Minggu, 25 September 2011

Malam, Menyajikan Pengalaman dan Kewaspadaan

          Ketika jam di telepon genggamku sudah menunjukkan sekitar pukul 03.00 dinihari, ku putuskan untuk enyah dari ruangan 5 X 10 yang penuh dengan asap rokok para penghuninya. Bersama dua orang teman yang semuanya mengendarai vespa kami melaju menuju sebuah tempat makan 24 jam nonstop, tak lain dan tak bukan adalah warung burjo. Warung spesial bagi para mahasiswa. Mudah ditemui di kota pelajar seperti Yogyakarta, karena hampir-hampir di setiap tikungan ada.


         Setelah bingung menentukan warung burjo mana yang akan kami sambangi, akhirnya kami putuskan untuk melaju ke salah satu burjo di sekitar UGM. Aku sempat bertanya pada temanku Rama karena kendaraan mereka melaju ke arah jalan kampung. "Bang, tutup ya tempatnya?" teriakku dari atas jok sepeda motorku. "Loe bingung ya pasti, keliatan muka lu tuh", jawab Rama dengan logat yang tidak medok (jawa) sepertiku. Namun tak selang lama akhirnya kami parkirkan dua vespa milik Rama dan Noval serta satu shogun pinjaman dari temanku di samping burjo bernama Sangkuriang—setiap burjo memiliki nama tersendiri.

          Aku merasa sedikit aneh, dini hari seperti ini di warung burjo ada seorang tukang parkir. Di burjo ada tukang parkir saja bagiku tak biasa, lebih-lebih diwaktu dini hari seperti ini. Aigh, kenapa harus aku permasalahkan? Toh demi kebaikan dan keselamatan motor-motor kami juga. Mungkin karena negara yang selama ini tak mampu memberi lapangan pekerjaan membuatnya jadi tukang parkir sepagi ini.

           Dini hari seperti ini tetap saja ada pembeli yang datang dan pergi, luar biasa. Kurang-lebih sejam kami sudah berada di Sangkuriang, mie dok-dok dan es kopi yang dipesan pun juga tiada sisa lagi.
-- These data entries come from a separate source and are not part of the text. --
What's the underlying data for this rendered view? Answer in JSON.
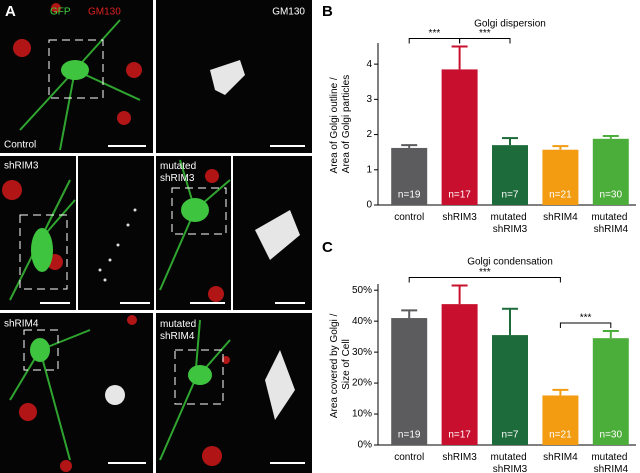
{
  "panel_labels": [
    "A",
    "B",
    "C"
  ],
  "images": {
    "channels": [
      "GFP",
      "GM130"
    ],
    "gm130_label": "GM130",
    "conditions": [
      "Control",
      "shRIM3",
      "mutated shRIM3",
      "shRIM4",
      "mutated shRIM4"
    ]
  },
  "chart_data": [
    {
      "type": "bar",
      "title": "Golgi dispersion",
      "y_label": "Area of Golgi outline / Area of Golgi particles",
      "categories": [
        "control",
        "shRIM3",
        "mutated shRIM3",
        "shRIM4",
        "mutated shRIM4"
      ],
      "values": [
        1.62,
        3.85,
        1.7,
        1.57,
        1.88
      ],
      "errors": [
        0.08,
        0.65,
        0.2,
        0.1,
        0.08
      ],
      "n_labels": [
        "n=19",
        "n=17",
        "n=7",
        "n=21",
        "n=30"
      ],
      "colors": [
        "#5c5c5e",
        "#c8102e",
        "#1d6b3a",
        "#f39c12",
        "#4cae3a"
      ],
      "ylim": [
        0,
        4.6
      ],
      "yticks": [
        0,
        1,
        2,
        3,
        4
      ],
      "significance": [
        {
          "pair": [
            0,
            1
          ],
          "label": "***"
        },
        {
          "pair": [
            1,
            2
          ],
          "label": "***"
        }
      ]
    },
    {
      "type": "bar",
      "title": "Golgi condensation",
      "y_label": "Area covered by Golgi / Size of Cell",
      "categories": [
        "control",
        "shRIM3",
        "mutated shRIM3",
        "shRIM4",
        "mutated shRIM4"
      ],
      "values": [
        41,
        45.5,
        35.5,
        16,
        34.5
      ],
      "errors": [
        2.5,
        6,
        8.5,
        1.8,
        2.3
      ],
      "n_labels": [
        "n=19",
        "n=17",
        "n=7",
        "n=21",
        "n=30"
      ],
      "colors": [
        "#5c5c5e",
        "#c8102e",
        "#1d6b3a",
        "#f39c12",
        "#4cae3a"
      ],
      "ylim": [
        0,
        52
      ],
      "yticks": [
        {
          "value": 0,
          "label": "0%"
        },
        {
          "value": 10,
          "label": "10%"
        },
        {
          "value": 20,
          "label": "20%"
        },
        {
          "value": 30,
          "label": "30%"
        },
        {
          "value": 40,
          "label": "40%"
        },
        {
          "value": 50,
          "label": "50%"
        }
      ],
      "significance": [
        {
          "pair": [
            0,
            3
          ],
          "label": "***"
        },
        {
          "pair": [
            3,
            4
          ],
          "label": "***"
        }
      ]
    }
  ]
}
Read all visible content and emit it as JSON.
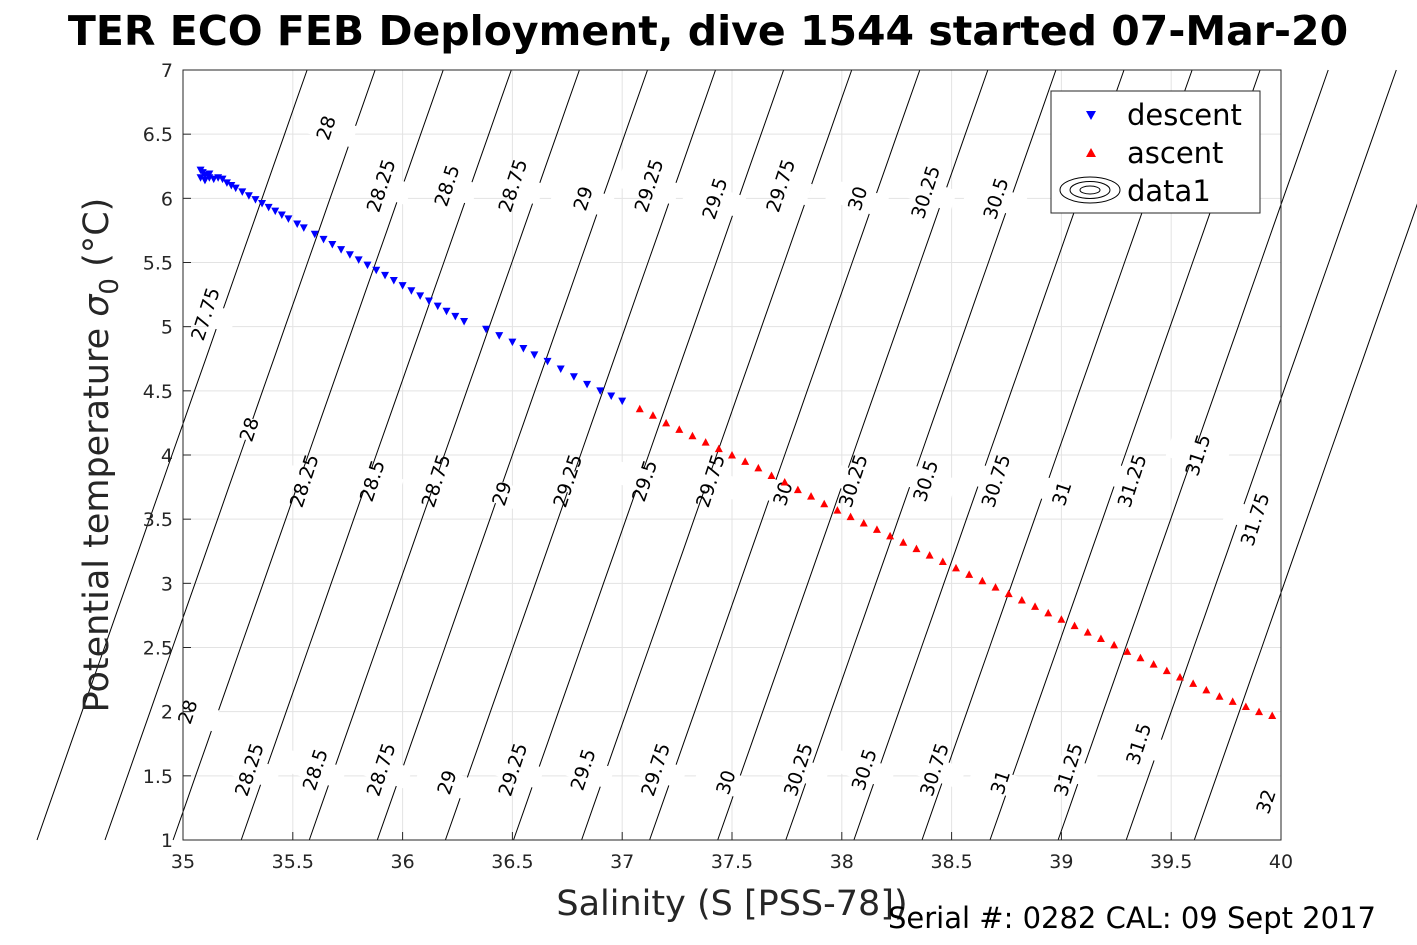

Akhirnya kami putuskan untuk cabut dari warung itu, sebelum pergi tak lupa kami bayar apa saja yang kami makan tadi.

          Kurogoh kantongku untuk membayar jasa bapak tukang parkir setengah baya itu. Di sini aku melihat service yang diberikan bapak parkir itu luar biasa. Ketika datang tadi  ia mempersilahkan kami sembari mengarahkan posisi motor kami, kini saat kami akan pulang ia meminta kunci untuk mengeluarkan motor kami. Sempat aku berikan kunci yang salah, hingga ia kesulitan memasukanya. Maklum, ini motor pinjaman. Wajar jika aku salah memberikan kunci. Kami mulai terpisah, dua temanku dengan vespanya melaju ke arah barat untuk selanjutnya menuju Jl. Kaliurang, kos mereka. Sementara aku sendirian menuju ke timur Jl. Gejayan.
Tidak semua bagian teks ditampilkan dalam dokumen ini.